How is it less problematic? I’ve only ever worked with the other two
I’m not sure why you would buy an open-source company/product, particularly a GPLv3 one, if you didn’t understand or agree with the premise. It’s probably the stupidest decision he made. I’m not saying I agree with his other decisions, but most of them made some kind of business sense. With this one, he would have saved a lot of time and effort and received the same value if he’d just spun OO.o off ASAP. The linked timeline kind of says it all.
I don’t get your confusion.
Sun buys StarOffice, Sun opensources it into OpenOffice and supports its development, Sun goes under and gets bought by Oracle with all its stuff.
Then yeah, Oracle killed most of what Sun was doing altruistically (or as part of their desktop\workstation strategy that didn’t transpire, who knows). Including OOO.
Citation needed on literally all points. Fuck Oracle, fuck Sun, and fuck Larry Ellison
Suppose so
Either you are so ignorant you don’t know what Sun was, or you are out of your fucking mind.

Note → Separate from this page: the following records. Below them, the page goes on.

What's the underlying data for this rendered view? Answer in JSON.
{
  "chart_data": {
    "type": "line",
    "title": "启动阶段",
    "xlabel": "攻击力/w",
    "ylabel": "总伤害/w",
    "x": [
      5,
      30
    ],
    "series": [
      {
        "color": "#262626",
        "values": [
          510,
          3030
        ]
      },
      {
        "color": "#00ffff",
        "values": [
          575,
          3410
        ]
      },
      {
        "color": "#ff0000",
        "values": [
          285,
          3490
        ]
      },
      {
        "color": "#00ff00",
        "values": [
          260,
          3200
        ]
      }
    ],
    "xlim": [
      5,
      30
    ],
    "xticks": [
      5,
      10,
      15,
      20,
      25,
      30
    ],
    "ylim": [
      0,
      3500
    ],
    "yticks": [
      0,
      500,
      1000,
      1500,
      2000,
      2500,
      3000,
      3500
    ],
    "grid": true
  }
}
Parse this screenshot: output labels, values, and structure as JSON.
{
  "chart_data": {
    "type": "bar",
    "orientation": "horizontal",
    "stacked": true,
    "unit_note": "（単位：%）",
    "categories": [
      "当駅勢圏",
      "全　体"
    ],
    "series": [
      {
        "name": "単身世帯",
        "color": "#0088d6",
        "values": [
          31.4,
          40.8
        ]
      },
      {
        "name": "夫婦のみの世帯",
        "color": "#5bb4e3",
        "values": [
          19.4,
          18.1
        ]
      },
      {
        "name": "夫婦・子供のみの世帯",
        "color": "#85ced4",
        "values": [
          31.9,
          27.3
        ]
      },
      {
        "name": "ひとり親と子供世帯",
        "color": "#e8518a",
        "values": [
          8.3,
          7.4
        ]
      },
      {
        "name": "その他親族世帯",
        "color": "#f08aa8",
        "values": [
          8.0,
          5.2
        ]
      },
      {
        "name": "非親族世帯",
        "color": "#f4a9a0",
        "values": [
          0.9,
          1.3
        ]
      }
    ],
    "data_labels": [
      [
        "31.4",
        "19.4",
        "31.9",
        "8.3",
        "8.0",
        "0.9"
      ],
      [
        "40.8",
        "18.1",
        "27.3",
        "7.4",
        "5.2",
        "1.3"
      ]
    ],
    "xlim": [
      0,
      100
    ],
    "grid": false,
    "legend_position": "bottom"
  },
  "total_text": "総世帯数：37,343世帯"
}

That’s up to everyone, I personally don’t find him that attractive
I do know what Sun was, and now they’re owned by Oracle. Fuck Sun
And “fuck” literally means “don’t fuck”
there’s no sun anymore. It’s oracle
Orly? Please tell me this news, did Oracle really buy Sun? What amazing information, I can’t believe how much you’ve taught me
Because Oracle sucks donkey balls.
I primarily use mac and when I need to quickly spin up a linux machine, parallels needs you to buy a new version every year or they wont support much, and fusion supports everything but its…vmware
It’s free and works for me, why should I stop using Virtualbox?
and what to use instead? run qemu commands and all the preparation by hand?
there’s proxmox, but that’s not a desktop solution.
Virt-manager is a GUI for libvirt, which can use several hypervisors, including KVM/QEMU, and it works great.
There’s several other clients for libvirt, including GNOME Boxes, Cockpit (web based), and virsh (CLI).
Virt-manager works ok
Because it’s owned by Oracle and they’re the kings of malicious licensing. Using their software, even as an individual, with no intention of ever using it for work, gives them more power. Of course, if you ever even think about using it for work, then be prepared for the company you work for to be paying a huge bill or be sued.
It’s for personal use only. Should I be switching to native Linux virtualization with KVM or something?
I would recommend it. I also started with VirtualBox and made my way over to GNOME Boxes. Anything else will have a learning curve, but in the end, I found the alternatives work better once you wrap your head around them and you don’t ever need to worry about Oracle pulling the rug from under you.
Given how VMWare apparently is pulling this is wouldn’t be surprised. I’ll give it a shot. Worst case I learn something new!